Bora Chung: In 2018 we attended the WorldCon in San Jose, USA. I was there myself giving a lecture on Korean science fiction. And in 2018 and 2019, we participated in the Seoul International Book Fair, where members gave talks, facilitated conversations with international authors, and gave a panel discussion.

But since the pandemic, we are focusing more on business in Korea and supporting new writers who are just starting their careers. We have small groups within our organization, such as the short story collection (SF of the month), the novel collection (The Forest That Opens the World), and the children’s story collection (Tasty Touching Stories). Members of these small groups try to write stories in these genres, reading each other’s works for criticism and advice.

Sumikai: How did you work with SFWJ (Japanese science fiction and fantasy writers) on this combined writing?

Bora Chung: SFWJ visited our website and suggested that we make a joint statement. We welcomed the idea and started writing the draft. In doing so, we found that the SFWJ also issued a statement about the Russian invasion of Ukraine, and that their statement addressed issues that were overlooked in our statement.

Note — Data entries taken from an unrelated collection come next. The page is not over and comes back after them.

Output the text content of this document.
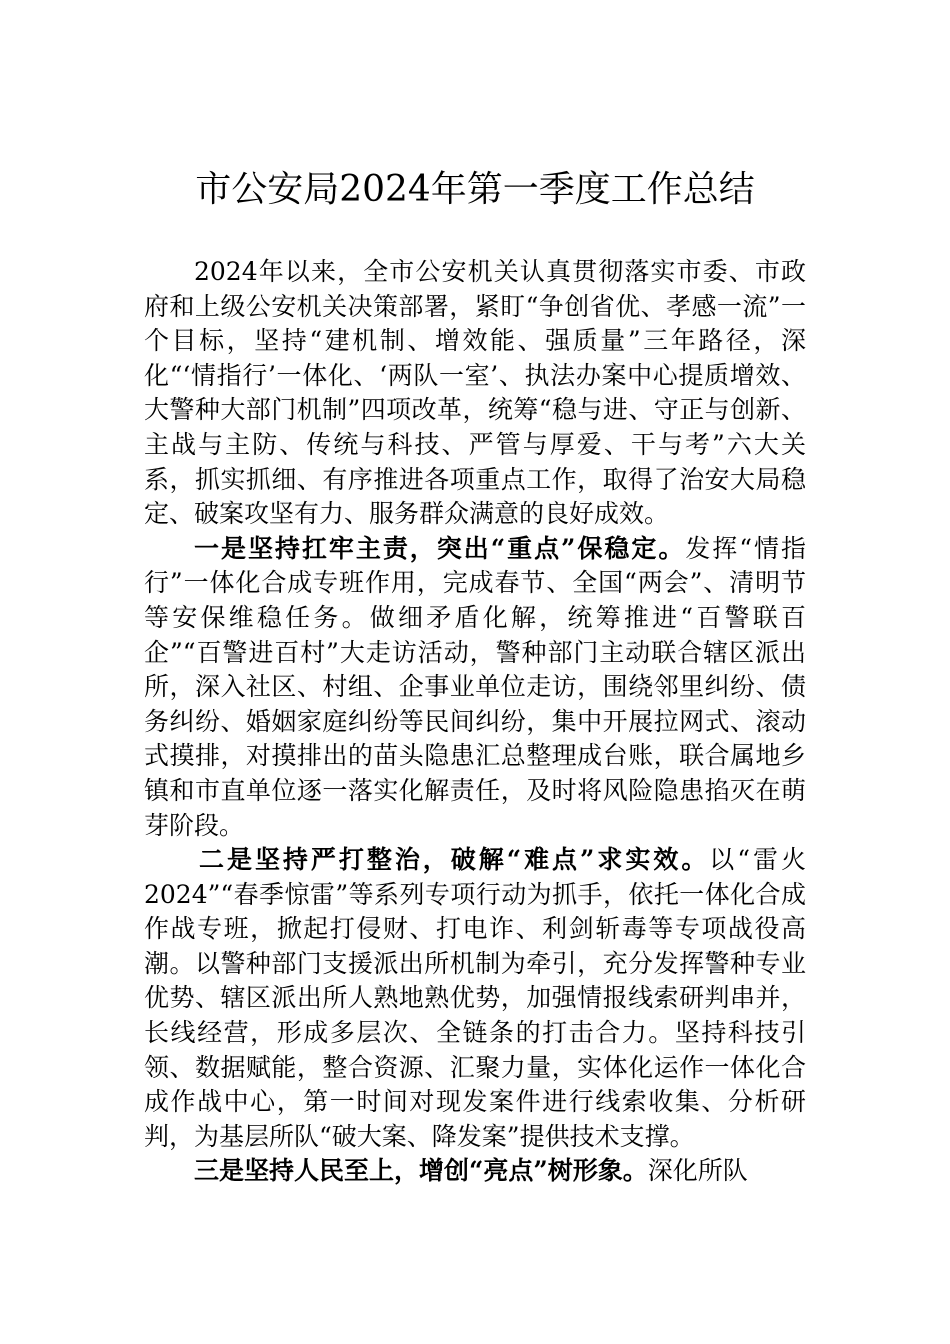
市公安局2024年第一季度工作总结

2024年以来，全市公安机关认真贯彻落实市委、市政府和上级公安机关决策部署，紧盯“争创省优、孝感一流”一个目标，坚持“建机制、增效能、强质量”三年路径，深化“‘情指行’一体化、‘两队一室’、执法办案中心提质增效、大警种大部门机制”四项改革，统筹“稳与进、守正与创新、主战与主防、传统与科技、严管与厚爱、干与考”六大关系，抓实抓细、有序推进各项重点工作，取得了治安大局稳定、破案攻坚有力、服务群众满意的良好成效。

一是坚持扛牢主责，突出“重点”保稳定。发挥“情指行”一体化合成专班作用，完成春节、全国“两会”、清明节等安保维稳任务。做细矛盾化解，统筹推进“百警联百企”“百警进百村”大走访活动，警种部门主动联合辖区派出所，深入社区、村组、企事业单位走访，围绕邻里纠纷、债务纠纷、婚姻家庭纠纷等民间纠纷，集中开展拉网式、滚动式摸排，对摸排出的苗头隐患汇总整理成台账，联合属地乡镇和市直单位逐一落实化解责任，及时将风险隐患掐灭在萌芽阶段。

二是坚持严打整治，破解“难点”求实效。以“雷火2024”“春季惊雷”等系列专项行动为抓手，依托一体化合成作战专班，掀起打侵财、打电诈、利剑斩毒等专项战役高潮。以警种部门支援派出所机制为牵引，充分发挥警种专业优势、辖区派出所人熟地熟优势，加强情报线索研判串并，长线经营，形成多层次、全链条的打击合力。坚持科技引领、数据赋能，整合资源、汇聚力量，实体化运作一体化合成作战中心，第一时间对现发案件进行线索收集、分析研判，为基层所队“破大案、降发案”提供技术支撑。

三是坚持人民至上，增创“亮点”树形象。深化所队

So we specifically mentioned these issues, like the nuclear threat, in our statement and showed it to SFWJ, SFWJ gave us their opinion, we reviewed it and they reviewed theirs, and the joint statement was ready in surprisingly short time. The original English version with Russian and Ukrainian translations, as well as the Korean and Japanese versions were completed within 5 days. I am very happy and proud of what we have done and SFWUK is very grateful to SFWJ for taking the initiative to propose a collaboration.

Sumikai: In addition to this letter, is SFWUK interested in any other actions? Such as paid readings to support Ukraine and others.

Bora Chung: No. Our members separately do what they can do as individual citizens: donate to the Ukrainian Embassy in Korea, go to anti-war protests, write opinion pieces, etc.

Sumikai: What is your government doing and do you think that’s enough?

Bora Chung: The Korean government has sent humanitarian aid to Ukraine and is participating in various sanctions against Russia. In addition, a surprising number of ordinary Koreans either donated to the Ukrainian Embassy’s Emergency Relief Fund or sent aid packages to Ukraine, or even both. Korean companies are also sending aid packages such as medical supplies and drinking water to Ukraine.

Of course, none of this can stop the war, so nothing is enough as long as the war continues. But because of the sanctions, Korean companies, especially small ones that deal with Russian companies, suffer a lot: they do not receive their payments, they cannot import materials, exports are canceled, etc. Citizens, at this point the Korean government should do more.